|M.Sc Student||Heller-Algazi Metar|
|Subject||Computational Fluid Dynamics as a Framework for Respiratory|
|Department||Department of Biomedical Engineering||Supervisor||Professor Josue Sznitman|
From respiratory gas exchange to drug delivery, understanding the intricacies of airflow in the lungs is an important step in the development of better patient treatment. Often in vivo experimental and imaging modalities are limited, necessitating the use of alternative research techniques. One attractive approach is computational fluid dynamics (CFD): in silico simulations of airflow and aerosol particle dynamics. Here, we present two distinct topics that utilize CFD for respiratory research: one as an investigative tool to assess high-frequency ventilation in neonates, and one to test a proof-of-concept of a novel aerosol inhalation technique.
High-Frequency Ventilation in Neonates: we investigate respiratory flow phenomena in an upper airway model of an intubated neonate undergoing invasive mechanical ventilation, spanning conventional to high-frequency ventilation (HFV) modes. We resolve transient, three-dimensional flow fields and observe a persistent jet flow exiting the endotracheal tube whose strength is directly modulated according to the ventilation protocol. We identify this synthetic jet as the dominating signature of convective flow under intubated ventilation. Concurrently, our in silico wall shear stress analysis reveals a hitherto overlooked possible source of ventilator-induced lung injury as a result of jet impingement on the tracheal carina, suggesting damage to the bronchial epithelium; this type of injury is known as biotrauma. We find HFV advantageous in mitigating the intensity of such impingement, which may contribute to its role as a lung protective method. Our findings may encourage the adoption of less invasive ventilation procedures currently used in neonatal intensive care units.

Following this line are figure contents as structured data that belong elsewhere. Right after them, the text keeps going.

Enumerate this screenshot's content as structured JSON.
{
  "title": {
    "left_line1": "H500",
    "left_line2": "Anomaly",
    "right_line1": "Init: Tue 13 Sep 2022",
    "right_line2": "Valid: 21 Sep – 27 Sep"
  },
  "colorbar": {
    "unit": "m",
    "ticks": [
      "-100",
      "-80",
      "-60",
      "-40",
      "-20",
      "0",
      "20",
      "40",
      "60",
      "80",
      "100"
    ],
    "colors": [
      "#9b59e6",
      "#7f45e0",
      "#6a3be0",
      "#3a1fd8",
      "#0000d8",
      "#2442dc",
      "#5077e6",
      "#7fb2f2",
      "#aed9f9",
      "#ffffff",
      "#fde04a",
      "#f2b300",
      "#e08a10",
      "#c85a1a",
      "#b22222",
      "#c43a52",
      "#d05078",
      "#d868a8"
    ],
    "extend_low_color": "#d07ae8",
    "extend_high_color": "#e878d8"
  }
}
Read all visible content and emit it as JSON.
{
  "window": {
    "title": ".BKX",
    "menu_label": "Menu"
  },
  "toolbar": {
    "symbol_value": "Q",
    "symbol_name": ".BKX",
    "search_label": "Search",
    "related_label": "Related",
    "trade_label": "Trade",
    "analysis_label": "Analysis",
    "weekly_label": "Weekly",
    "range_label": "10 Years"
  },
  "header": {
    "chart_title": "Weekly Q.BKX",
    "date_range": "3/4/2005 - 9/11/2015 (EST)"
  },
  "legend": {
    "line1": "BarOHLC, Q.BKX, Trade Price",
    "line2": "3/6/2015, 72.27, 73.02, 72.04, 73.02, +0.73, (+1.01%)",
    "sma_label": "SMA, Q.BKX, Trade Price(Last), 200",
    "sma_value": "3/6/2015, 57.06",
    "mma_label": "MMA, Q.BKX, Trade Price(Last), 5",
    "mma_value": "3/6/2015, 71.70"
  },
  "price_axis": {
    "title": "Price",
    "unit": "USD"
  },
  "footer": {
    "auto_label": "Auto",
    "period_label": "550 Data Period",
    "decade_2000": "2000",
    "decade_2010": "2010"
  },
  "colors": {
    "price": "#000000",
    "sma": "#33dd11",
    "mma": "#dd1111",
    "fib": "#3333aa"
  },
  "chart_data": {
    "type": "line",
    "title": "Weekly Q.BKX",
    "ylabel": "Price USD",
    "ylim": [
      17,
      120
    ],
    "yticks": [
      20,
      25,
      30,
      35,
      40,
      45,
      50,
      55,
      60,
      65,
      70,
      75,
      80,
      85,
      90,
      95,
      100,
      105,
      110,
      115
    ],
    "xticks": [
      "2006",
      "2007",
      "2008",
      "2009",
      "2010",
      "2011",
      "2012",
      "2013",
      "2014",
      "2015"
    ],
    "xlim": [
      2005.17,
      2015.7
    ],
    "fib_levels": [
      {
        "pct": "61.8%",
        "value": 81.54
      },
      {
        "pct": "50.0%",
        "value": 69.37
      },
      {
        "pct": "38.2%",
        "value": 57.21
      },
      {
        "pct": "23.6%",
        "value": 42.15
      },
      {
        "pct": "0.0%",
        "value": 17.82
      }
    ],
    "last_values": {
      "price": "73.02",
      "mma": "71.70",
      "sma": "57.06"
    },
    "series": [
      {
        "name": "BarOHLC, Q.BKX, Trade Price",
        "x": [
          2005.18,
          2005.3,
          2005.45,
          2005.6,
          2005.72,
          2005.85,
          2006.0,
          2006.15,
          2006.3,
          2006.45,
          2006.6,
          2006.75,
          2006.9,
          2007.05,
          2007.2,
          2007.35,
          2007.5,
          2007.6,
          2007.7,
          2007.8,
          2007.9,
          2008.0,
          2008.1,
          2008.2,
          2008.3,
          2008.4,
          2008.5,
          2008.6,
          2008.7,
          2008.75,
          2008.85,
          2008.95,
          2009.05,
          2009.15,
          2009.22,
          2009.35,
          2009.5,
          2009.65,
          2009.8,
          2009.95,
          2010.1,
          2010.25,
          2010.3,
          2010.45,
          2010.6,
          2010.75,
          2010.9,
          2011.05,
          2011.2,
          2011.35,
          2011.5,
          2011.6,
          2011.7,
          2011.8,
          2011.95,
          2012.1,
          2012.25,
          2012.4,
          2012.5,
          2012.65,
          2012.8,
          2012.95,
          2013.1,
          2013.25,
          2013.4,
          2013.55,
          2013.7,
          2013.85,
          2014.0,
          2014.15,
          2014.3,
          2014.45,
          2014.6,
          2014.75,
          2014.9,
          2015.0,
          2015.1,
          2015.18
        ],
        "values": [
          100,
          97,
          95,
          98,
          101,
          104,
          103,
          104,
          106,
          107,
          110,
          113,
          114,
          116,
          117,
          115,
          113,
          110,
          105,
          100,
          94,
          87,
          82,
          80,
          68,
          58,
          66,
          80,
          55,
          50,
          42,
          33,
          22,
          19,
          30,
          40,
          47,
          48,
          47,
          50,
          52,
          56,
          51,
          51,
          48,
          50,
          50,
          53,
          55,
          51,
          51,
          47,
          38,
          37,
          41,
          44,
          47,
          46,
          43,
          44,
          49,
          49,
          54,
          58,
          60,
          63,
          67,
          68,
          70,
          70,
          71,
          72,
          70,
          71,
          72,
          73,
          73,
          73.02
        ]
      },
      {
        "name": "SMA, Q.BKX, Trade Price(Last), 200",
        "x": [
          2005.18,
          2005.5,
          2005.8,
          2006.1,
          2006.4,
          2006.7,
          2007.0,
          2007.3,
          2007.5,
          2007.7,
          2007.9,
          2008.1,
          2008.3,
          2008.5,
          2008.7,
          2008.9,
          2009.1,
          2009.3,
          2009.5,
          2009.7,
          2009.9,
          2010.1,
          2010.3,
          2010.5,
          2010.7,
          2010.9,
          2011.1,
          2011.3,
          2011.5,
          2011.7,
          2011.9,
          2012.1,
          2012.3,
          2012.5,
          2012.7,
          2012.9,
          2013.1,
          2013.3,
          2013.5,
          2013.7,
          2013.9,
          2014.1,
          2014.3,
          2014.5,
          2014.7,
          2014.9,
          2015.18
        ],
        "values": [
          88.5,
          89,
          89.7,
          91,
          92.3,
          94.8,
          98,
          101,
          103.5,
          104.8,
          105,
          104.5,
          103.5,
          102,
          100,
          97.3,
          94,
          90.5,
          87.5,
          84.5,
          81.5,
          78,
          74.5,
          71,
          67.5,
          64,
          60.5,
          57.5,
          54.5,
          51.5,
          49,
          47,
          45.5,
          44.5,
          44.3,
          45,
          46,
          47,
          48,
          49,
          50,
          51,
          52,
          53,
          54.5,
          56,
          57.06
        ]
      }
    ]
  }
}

Targeted inhalation via Inhaled Volume Tracking method: despite the widespread use of aerosol inhalation as a drug delivery method, targeted delivery to the upper airways remains an ongoing challenge in the quest for improved clinical response in respiratory disease. We examine in silico flow and particle dynamics when using an oral Inhaled Volume Tracking (IVT) manoeuvre. A short pulsed aerosol bolus is injected during slow inhalation flow rates followed by clean air, and a breath-hold is initiated once it reaches the desired depth. We explore the fate of a broad particle size range (1-40 µm) for both upright and supine positions. Our findings illustrate that despite attempts to mitigate dispersion using slower flow rates, the laryngeal jet disperses the aerosol bolus and thus remains a hurdle for efficient targeted delivery. Nevertheless, we show a decrease in extra-thoracic deposition; large aerosols in the range of 10-30 µm potentially outperform existing inhalation methods, showing deposition fractions of up to 80% in an upright orientation. The improved deposition during IVT shows promise for clinical applications and could be leveraged to deliver larger payloads to the upper airways.